Nach der am Montag erfolgten Veröffentlichung durch „L’Espresso“ spekulierten am Dienstag italienische Medien über die Motive der Urheber. Die Indiskretion sei das Werk konservativer Kräfte innerhalb und außerhalb der Kurie, schreibt die Zeitung „La Stampa“ am Dienstag unter Berufung auf nicht genannte vatikanische Quellen. Ihr Ziel sei es, damit die Wirkung der Enzyklika zu schwächen und der Person des Papstes zu schaden, so die in Turin erscheinende Zeitung. Auch die Tageszeitung „Corriere della Sera“ gibt eine vatikanische Quelle mit der Einschätzung wider, den betreffenden Personen gefalle die harte Kritik an der Umweltpolitik der Industrienationen nicht.

Papst Franziskus

APA/EPA/Claudio Peri

Die Wirkung der Enzyklika von Papst Franziskus soll geschwächt werden, vermuten liberale italienische Zeitungen

Dem inoffiziellen Text zufolge benennt die Enzyklika in einem ersten Kapitel globale Gefahren wie Umweltverschmutzung, Klimawandel, Trinkwasserknappheit und einen Rückgang der Biodiversität sowie die sozialen Probleme, die daraus entstehen. Dem wird in einem zweiten Kapitel eine christliche Schöpfungslehre aus biblischer Sicht entgegengestellt.

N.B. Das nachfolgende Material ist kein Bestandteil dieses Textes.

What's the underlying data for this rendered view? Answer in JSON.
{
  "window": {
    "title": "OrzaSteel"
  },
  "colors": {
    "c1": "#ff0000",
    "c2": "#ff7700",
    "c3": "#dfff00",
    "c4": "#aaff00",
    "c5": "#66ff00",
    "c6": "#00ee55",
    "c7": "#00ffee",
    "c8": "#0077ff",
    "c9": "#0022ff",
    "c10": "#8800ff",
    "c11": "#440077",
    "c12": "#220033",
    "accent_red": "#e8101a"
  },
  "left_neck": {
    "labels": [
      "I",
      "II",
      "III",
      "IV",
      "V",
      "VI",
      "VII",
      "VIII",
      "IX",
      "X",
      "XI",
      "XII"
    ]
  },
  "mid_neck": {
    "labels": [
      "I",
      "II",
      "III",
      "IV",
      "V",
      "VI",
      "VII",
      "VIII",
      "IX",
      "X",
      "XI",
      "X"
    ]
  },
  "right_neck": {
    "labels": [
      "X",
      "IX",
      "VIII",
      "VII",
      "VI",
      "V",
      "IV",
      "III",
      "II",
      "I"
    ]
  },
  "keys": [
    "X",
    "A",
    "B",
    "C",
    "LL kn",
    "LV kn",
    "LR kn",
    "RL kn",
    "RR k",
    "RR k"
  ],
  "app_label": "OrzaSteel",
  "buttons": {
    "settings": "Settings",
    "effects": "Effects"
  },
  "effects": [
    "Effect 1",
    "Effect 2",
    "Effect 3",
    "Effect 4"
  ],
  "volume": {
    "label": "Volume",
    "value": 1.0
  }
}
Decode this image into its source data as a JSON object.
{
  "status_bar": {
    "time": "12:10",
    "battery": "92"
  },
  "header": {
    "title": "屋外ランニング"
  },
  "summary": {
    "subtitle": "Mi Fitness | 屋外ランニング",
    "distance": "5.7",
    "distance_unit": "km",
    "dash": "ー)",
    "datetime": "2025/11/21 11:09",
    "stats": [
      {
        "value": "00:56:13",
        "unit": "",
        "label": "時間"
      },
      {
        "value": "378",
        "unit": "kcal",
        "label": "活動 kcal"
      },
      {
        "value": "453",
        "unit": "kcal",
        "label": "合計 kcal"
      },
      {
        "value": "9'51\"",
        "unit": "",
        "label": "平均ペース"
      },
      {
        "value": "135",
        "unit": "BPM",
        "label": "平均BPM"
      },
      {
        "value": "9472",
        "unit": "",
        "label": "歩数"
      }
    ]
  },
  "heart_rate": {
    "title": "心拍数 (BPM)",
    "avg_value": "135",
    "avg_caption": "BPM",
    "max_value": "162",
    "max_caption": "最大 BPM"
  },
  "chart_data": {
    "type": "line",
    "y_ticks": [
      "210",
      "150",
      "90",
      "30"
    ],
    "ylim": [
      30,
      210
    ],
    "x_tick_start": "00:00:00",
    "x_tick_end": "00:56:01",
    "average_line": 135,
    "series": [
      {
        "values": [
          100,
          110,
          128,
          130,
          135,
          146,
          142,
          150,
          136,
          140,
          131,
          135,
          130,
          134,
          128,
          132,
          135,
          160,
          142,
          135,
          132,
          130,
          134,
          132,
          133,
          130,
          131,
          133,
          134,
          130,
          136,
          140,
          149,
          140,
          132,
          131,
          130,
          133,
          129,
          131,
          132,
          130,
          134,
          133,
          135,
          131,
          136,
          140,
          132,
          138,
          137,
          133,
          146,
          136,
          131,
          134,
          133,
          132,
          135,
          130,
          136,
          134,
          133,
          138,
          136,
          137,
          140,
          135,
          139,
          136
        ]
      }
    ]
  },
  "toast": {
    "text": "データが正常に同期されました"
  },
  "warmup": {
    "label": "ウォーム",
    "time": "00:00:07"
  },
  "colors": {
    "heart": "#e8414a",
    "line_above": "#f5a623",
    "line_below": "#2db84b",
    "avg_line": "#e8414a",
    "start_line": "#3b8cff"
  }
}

Das dritte Kapitel macht laut der geleakten Fassung Technokratie und die neuzeitlichen Haltung des Menschen, sich selbst in den Mittelpunkt zu stellen, als Wurzeln der Umweltkrise aus. Daran schließt sich eine Vision einer umfassenden Ökologie an, die Prinzipien wie Gemeinwohlorientierung und Generationengerechtigkeit beinhaltet.

Kritik im Vorfeld

Die Enzyklika schließt dem durchgesickerten Entwurf zufolge mit Handlungsleitlinien für Politik, Wirtschaft und Religionen im fünften Kapitel sowie Vorschlägen für eine Spiritualität der Ökologie im sechsten Kapitel. Den Abschluss bildet ein „Gebet für unsere Erde“.

Bereits im Vorfeld der Veröffentlichung hatte es in den USA Kritik an der Enzyklika gegeben. Konservative Katholiken, etwa der Präsidentschaftsbewerber Rick Santorum, riefen den Papst auf, „die Wissenschaft den Wissenschaftlern zu überlassen“. Er habe zum Klimawandel keine Lehrautorität.

Klimaforscher: Papst nimmt Wissenschaften ernst

Die neue Enzyklika von Papst Franziskus ist nach Ansicht eines führenden Klimaforschers ein wichtiges Zeichen für den Umweltschutz. „Wenn das Oberhaupt von mehr als einer Milliarde Katholiken weltweit die Bewahrung der Schöpfung und insbesondere den Schutz der Erdatmosphäre zum Mittelpunkt einer Enzyklika macht, ist das natürlich ein starkes Signal“, sagte der Direktor des Potsdam-Instituts für Klimafolgenforschung, Hans Joachim Schellnhuber, der Deutschen Presse-Agentur. Der Forscher wird das päpstliche Lehrschreiben am Donnerstag im Vatikan mitvorstellen.

In der Enzyklika geht es um den Klimawandel und den Schutz der Schöpfung. Der Papst nehme die Erkenntnisse der Wissenschaft sehr ernst und sehe die ethische Herausforderung, sagte Schellnhuber. „Schließlich ist der Klimawandel auch eine Frage der Gerechtigkeit: Wir verfeuern fossile Brennstoffe und stoßen Unmengen Treibhausgase aus für unser Wohlleben hier und heute - und bürden die hierdurch entstehenden Risiken, etwa immer extremeres Wetter sowie den Anstieg des Meeresspiegels, anderen auf.“ Vor allem die armen Länder des Südens würden darunter leiden.